The manner in which Carlow have competed in Division 1B of the Allianz Hurling League this year is all the more impressive when you consider there are just four senior clubs in the county.

Westmeath, in contrast, have ten senior clubs, so you could argue their potential to consistently compete in the top tier is greater still.

“It's a good base,” admitted Quaid. “Clonkill probably should have beaten Ballyboden in the Leinster Championship last year. They drew with them and had to go to extra-time.

“And you have probably another three teams at that level in the county that would all be vying to win a county championship so there is a good base there to pick from.
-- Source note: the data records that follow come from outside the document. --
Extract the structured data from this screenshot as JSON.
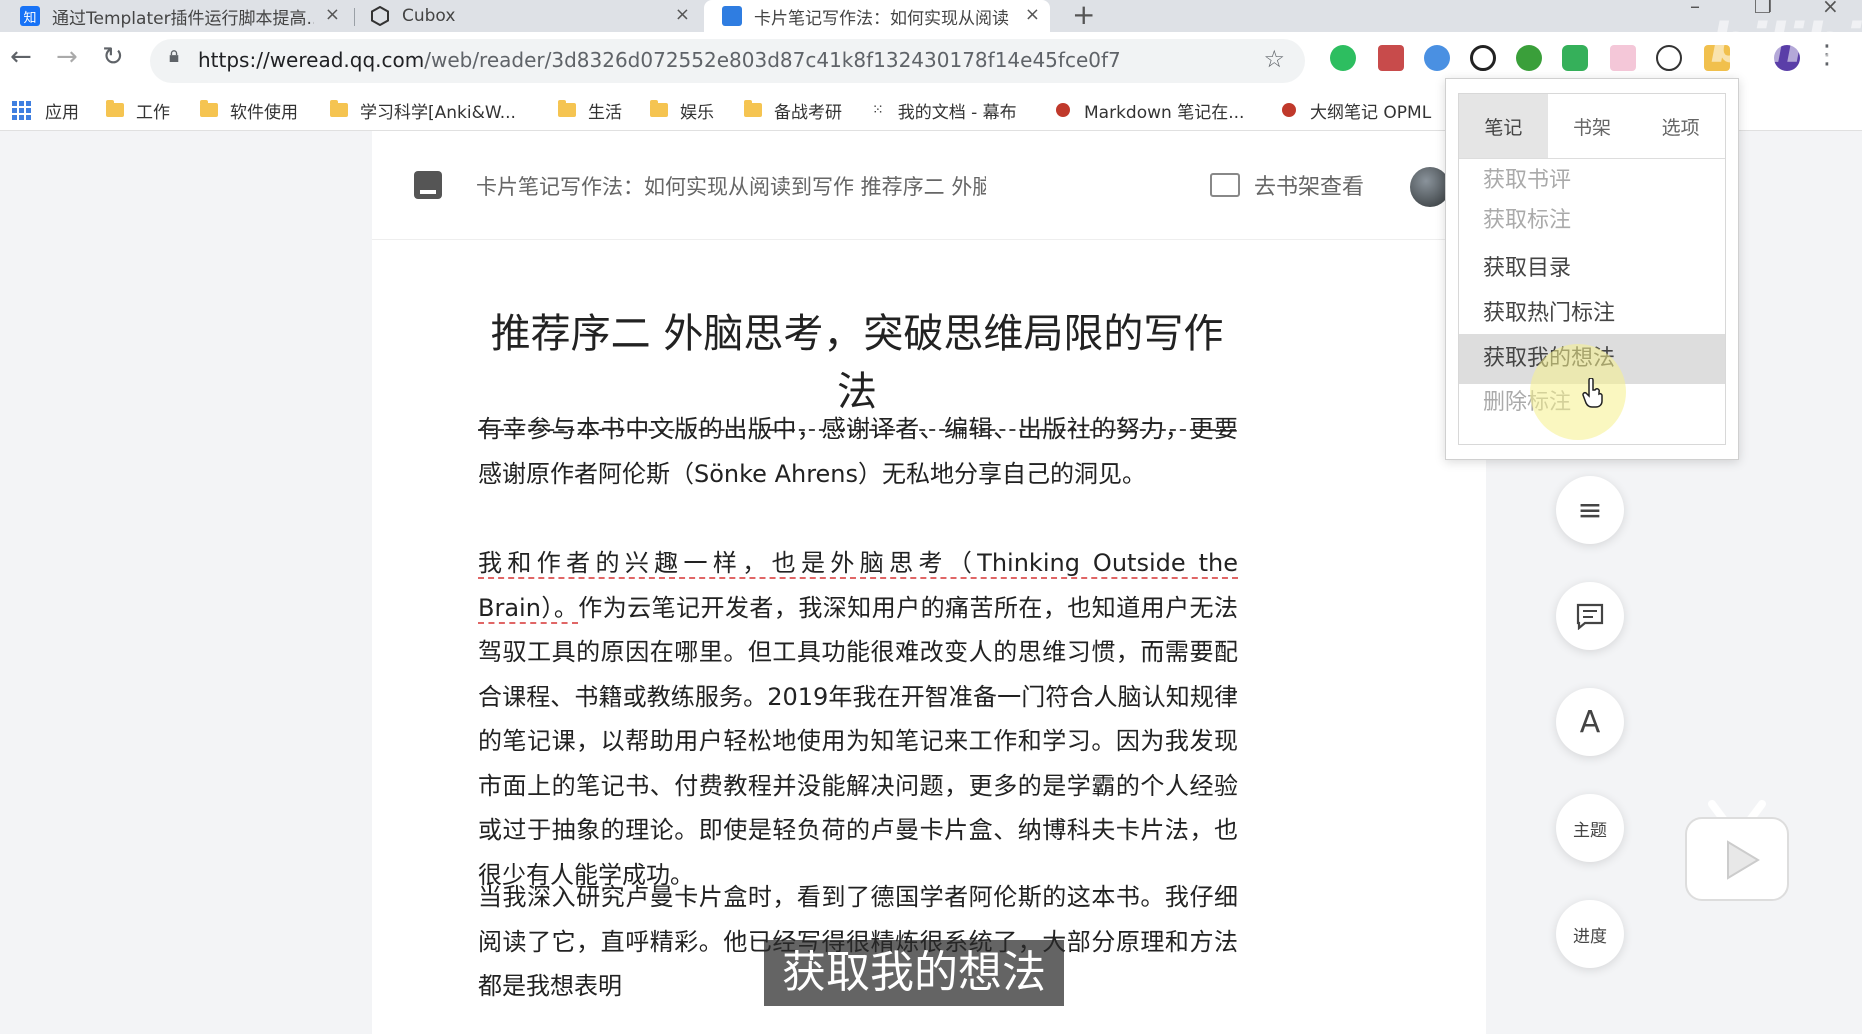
{
  "browser": {
    "tabs": [
      {
        "title": "通过Templater插件运行脚本提高...",
        "favicon": "知",
        "favicon_color": "#1772f6"
      },
      {
        "title": "Cubox",
        "favicon": "cubox-icon"
      },
      {
        "title": "卡片笔记写作法：如何实现从阅读...",
        "favicon": "weread-icon",
        "active": true
      }
    ],
    "url_domain": "https://weread.qq.com",
    "url_path": "/web/reader/3d8326d072552e803d87c41k8f132430178f14e45fce0f7",
    "bookmarks": [
      {
        "label": "应用",
        "icon": "apps-icon"
      },
      {
        "label": "工作",
        "icon": "folder-icon"
      },
      {
        "label": "软件使用",
        "icon": "folder-icon"
      },
      {
        "label": "学习科学[Anki&W...",
        "icon": "folder-icon"
      },
      {
        "label": "生活",
        "icon": "folder-icon"
      },
      {
        "label": "娱乐",
        "icon": "folder-icon"
      },
      {
        "label": "备战考研",
        "icon": "folder-icon"
      },
      {
        "label": "我的文档 - 幕布",
        "icon": "mubu-icon"
      },
      {
        "label": "Markdown 笔记在...",
        "icon": "app-icon"
      },
      {
        "label": "大纲笔记 OPML",
        "icon": "app-icon"
      }
    ]
  },
  "reader": {
    "book_title": "卡片笔记写作法：如何实现从阅读到写作 推荐序二 外脑思考...",
    "shelf_button": "去书架查看",
    "chapter_title": "推荐序二 外脑思考，突破思维局限的写作法",
    "paragraphs": {
      "p1": "有幸参与本书中文版的出版中，感谢译者、编辑、出版社的努力，更要感谢原作者阿伦斯（Sönke Ahrens）无私地分享自己的洞见。",
      "p2_underlined": "我和作者的兴趣一样，也是外脑思考（Thinking Outside the Brain）。",
      "p2_rest": "作为云笔记开发者，我深知用户的痛苦所在，也知道用户无法驾驭工具的原因在哪里。但工具功能很难改变人的思维习惯，而需要配合课程、书籍或教练服务。2019年我在开智准备一门符合人脑认知规律的笔记课，以帮助用户轻松地使用为知笔记来工作和学习。因为我发现市面上的笔记书、付费教程并没能解决问题，更多的是学霸的个人经验或过于抽象的理论。即使是轻负荷的卢曼卡片盒、纳博科夫卡片法，也很少有人能学成功。",
      "p3": "当我深入研究卢曼卡片盒时，看到了德国学者阿伦斯的这本书。我仔细阅读了它，直呼精彩。他已经写得很精炼很系统了，大部分原理和方法都是我想表明"
    },
    "side_buttons": {
      "toc": "≡",
      "notes": "notes",
      "font": "A",
      "theme": "主题",
      "progress": "进度"
    }
  },
  "popup": {
    "tabs": [
      "笔记",
      "书架",
      "选项"
    ],
    "items": [
      {
        "label": "获取书评",
        "state": "faded"
      },
      {
        "label": "获取标注",
        "state": "faded"
      },
      {
        "label": "获取目录",
        "state": "normal"
      },
      {
        "label": "获取热门标注",
        "state": "normal"
      },
      {
        "label": "获取我的想法",
        "state": "hover"
      },
      {
        "label": "删除标注",
        "state": "faded"
      }
    ]
  },
  "subtitle": "获取我的想法",
  "colors": {
    "tabstrip": "#dee1e6",
    "page_bg": "#f3f4f6",
    "underline": "#e06666",
    "cursor_glow": "#f5f08c"
  }
}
Look, they have really good hurlers up there.

“We just have to get them to knit into the systems that we want to play and, I suppose, the ethos we want to bring to the thing.”

Westmeath hurling team manager, Joe Quaid. 
Westmeath hurling team manager, Joe Quaid. 

Westmeath defeated Kerry by two points in Round 2 back at the start of February but Quaid doesn’t think you can read too much into that statistic.

He still thinks his team are finding their way a bit, and is expecting a massive challenge from Kerry in Sunday’s Final.

“We haven't been hurling as well as we probably should be, but, look, I'll take mediocre performances and victories over good performances and losses any day.

“We're still in a transition period of getting to know the players and they're getting to know our ways. But, look, they're excellent hurlers up there.

“I suppose the big thing we're trying to do is to just impose our style on it and all get used to each other.

“We've played Kerry already and I suppose we got out of jail down there so we're under no illusions.

“They gave us three soft goals that day. They had us well-beaten in Tralee the day we played them so we know what we're up against on Sunday.”